From Bugzilla Helper: User-Agent: Mozilla/4.76 [en] (X11; U; Linux 2.2.17-14 i686) the getty and uugetty executables both segfault with no debugging data if they are given a 'speed' label command line option which does not exist in the /etc/gettydefs. Reproducible: Always Steps to Reproduce: 1. make sure no "DT115200" entry exists in your /etc/gettydefs 2. either run getty from the /etc/inittab with an entry like this: S1:2345:respawn:/sbin/getty ttyS1 DT115200 vt520 or from the command line like this: % /sbin/getty ttyS1 DT115200 vt520 Actual Results: when run either from inittab or from command line, the system log (/var/log/messages) will show an entry like this: <date> <hostname> getty[<pid>]: Segmentation fault when run from the inittab of course, it will produce several entries like the above (not just one, as with command line execution), and then INIT will shut it down for 5 minutes. then it will respawn and you'll see the same errors again. INIT's respawning notices will appear on the system console on the stderr. Expected Results: when program cannot find supplied speed entry in the /etc/gettydefs, it should a) check whether the supplied speed entry exists in the /etc/gettydefs, b) log an error to the system log saying something like: <date> <hostname> getty[<pid>] cannot find speed label: "DT115200" does not exist in /etc/gettydefs c) exit gracefully. (without the above, i spent a whole day debugging this problem). 1) also, in packing the rpm (getty_ps-2.0.7j-12.i386.rpm), you have omitted the author's original source site from your rpm info (rpm -q -i getty_ps). also, you have omitted the author's .lsm file from your distribution. this means it was impossible for me to locate the source (for additional info/hints/etc) through your .rpm itself. it took quite a while for me to locate it (and i didn't want to download and unpack your .src.rpm, and many people might not even know about these) 2) i am also sending the the author, Kris Gleason, a more detailed email message describing the problem and some additional info, including performance when run from his supplied pre-compiled binary, etc. 3) problem originally surfaced when we moved a vt520 terminal from one linux box to the other and didn't *also* copy the special /etc/gettydefs entry (DT115200) we use for that terminal.

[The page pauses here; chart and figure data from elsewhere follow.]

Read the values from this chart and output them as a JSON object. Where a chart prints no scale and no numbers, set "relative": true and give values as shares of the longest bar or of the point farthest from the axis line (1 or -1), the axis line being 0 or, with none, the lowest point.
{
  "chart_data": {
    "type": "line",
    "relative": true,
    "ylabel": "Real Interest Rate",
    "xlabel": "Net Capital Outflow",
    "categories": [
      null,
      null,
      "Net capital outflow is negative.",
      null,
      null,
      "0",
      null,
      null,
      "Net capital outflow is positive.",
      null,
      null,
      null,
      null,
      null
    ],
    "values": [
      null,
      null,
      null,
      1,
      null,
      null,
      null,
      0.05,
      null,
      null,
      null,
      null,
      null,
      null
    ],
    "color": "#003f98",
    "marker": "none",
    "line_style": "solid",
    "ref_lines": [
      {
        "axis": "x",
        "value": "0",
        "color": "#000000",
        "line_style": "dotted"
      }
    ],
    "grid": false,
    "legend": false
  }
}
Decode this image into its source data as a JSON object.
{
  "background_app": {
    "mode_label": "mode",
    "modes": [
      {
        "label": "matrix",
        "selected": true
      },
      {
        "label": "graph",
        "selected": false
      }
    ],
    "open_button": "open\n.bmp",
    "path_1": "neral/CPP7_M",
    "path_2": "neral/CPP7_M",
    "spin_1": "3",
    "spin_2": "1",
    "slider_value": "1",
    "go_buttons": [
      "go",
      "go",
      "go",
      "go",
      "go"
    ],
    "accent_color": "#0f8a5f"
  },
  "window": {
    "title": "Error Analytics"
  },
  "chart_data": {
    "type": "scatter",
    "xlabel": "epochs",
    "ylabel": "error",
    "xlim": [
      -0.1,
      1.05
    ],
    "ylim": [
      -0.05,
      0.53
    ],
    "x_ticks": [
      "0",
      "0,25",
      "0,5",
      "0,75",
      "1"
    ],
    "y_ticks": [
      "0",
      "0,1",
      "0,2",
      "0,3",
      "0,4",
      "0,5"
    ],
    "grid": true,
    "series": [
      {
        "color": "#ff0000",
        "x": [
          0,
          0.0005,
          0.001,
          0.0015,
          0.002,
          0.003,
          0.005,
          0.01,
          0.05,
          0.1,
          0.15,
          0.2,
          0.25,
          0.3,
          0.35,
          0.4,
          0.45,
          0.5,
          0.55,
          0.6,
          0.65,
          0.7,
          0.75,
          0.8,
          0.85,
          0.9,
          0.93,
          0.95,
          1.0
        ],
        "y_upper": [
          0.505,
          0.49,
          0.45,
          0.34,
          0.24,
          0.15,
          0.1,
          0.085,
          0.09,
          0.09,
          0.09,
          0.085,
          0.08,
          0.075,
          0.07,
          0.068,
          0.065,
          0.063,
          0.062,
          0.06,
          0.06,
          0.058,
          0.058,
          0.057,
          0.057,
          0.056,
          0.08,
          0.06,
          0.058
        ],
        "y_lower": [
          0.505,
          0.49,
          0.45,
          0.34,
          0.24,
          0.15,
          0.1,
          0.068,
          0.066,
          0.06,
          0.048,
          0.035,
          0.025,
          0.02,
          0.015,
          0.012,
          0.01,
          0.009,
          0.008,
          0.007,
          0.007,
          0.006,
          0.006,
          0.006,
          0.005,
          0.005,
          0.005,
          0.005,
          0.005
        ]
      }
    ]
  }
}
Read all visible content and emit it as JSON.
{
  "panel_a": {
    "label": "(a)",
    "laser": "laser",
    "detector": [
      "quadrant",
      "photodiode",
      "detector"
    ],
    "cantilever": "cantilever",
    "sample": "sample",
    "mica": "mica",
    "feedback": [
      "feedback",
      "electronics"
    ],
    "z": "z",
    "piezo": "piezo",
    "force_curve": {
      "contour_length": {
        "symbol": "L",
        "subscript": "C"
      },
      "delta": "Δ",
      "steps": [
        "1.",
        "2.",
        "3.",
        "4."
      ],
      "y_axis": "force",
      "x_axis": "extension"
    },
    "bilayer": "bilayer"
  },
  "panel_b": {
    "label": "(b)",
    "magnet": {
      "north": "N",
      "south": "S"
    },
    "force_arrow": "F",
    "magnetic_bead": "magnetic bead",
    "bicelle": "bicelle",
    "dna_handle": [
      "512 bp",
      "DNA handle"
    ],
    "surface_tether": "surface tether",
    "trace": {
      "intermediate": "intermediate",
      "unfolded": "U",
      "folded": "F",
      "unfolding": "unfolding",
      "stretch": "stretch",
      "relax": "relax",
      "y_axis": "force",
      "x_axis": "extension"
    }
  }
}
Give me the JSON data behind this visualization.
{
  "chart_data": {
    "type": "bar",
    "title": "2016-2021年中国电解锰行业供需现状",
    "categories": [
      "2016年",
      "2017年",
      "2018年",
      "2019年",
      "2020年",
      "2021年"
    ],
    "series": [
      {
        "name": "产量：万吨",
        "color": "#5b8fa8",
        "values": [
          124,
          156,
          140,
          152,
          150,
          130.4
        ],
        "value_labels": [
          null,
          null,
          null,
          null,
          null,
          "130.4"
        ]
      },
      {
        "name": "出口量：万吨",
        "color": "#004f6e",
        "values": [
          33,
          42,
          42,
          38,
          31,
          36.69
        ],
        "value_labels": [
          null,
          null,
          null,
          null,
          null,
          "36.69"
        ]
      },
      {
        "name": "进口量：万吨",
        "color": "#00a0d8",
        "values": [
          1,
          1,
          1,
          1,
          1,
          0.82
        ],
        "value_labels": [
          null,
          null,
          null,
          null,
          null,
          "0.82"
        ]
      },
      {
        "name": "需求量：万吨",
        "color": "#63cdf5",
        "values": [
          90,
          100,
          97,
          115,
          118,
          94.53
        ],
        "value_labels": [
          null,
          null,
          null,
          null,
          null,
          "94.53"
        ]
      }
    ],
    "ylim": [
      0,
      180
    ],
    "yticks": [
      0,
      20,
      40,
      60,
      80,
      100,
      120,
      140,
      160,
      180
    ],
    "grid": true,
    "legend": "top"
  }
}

getty_ps is passing some rather silly flags to the compiler. Will be fixed in the next getty_ps build, but it may be a real compiler bug. Jakub: it segfaults when trying to syslog the error (table.c:272) when compiled with -fomit-frame-pointer.
Smells like a gcc bug, but it looks like it is present in all of egcs 1.1.2, gcc-2.95.2, gcc-2.96-RH and gcc-3.1 CVS. Will try to reduce it even more than I have done already and try to fix it.
This is not gcc bug, table.c is doing horrible things like writing before start of a buffer or not terminating a buffer after strncpy: --- getty_ps/table.c.jj Tue Feb 27 12:45:37 2001 +++ getty_ps/table.c Tue Feb 27 18:40:00 2001 @@ -78,9 +78,11 @@ int mode; } /* get the first (label) field */ - (void) strncpy(buf_id, buf, MAXID); - if ((p = strtok(buf_id, "# \t")) != (char *) NULL) - *(--p) = '\0'; + p = buf + strspn (buf, "# \t"); + (void) strncpy(buf_id, p, MAXID); + buf_id[MAXID] = '\0'; + if ((p = strpbrk (buf_id, "# \t")) != NULL) + *p = '\0'; /* if Check is set, parse all entries; * otherwise, parse only a matching entry */ (I've sent this in email as well, because this one will have whitespace mangled).
This was fixed; the fixed package should have been in rawhide.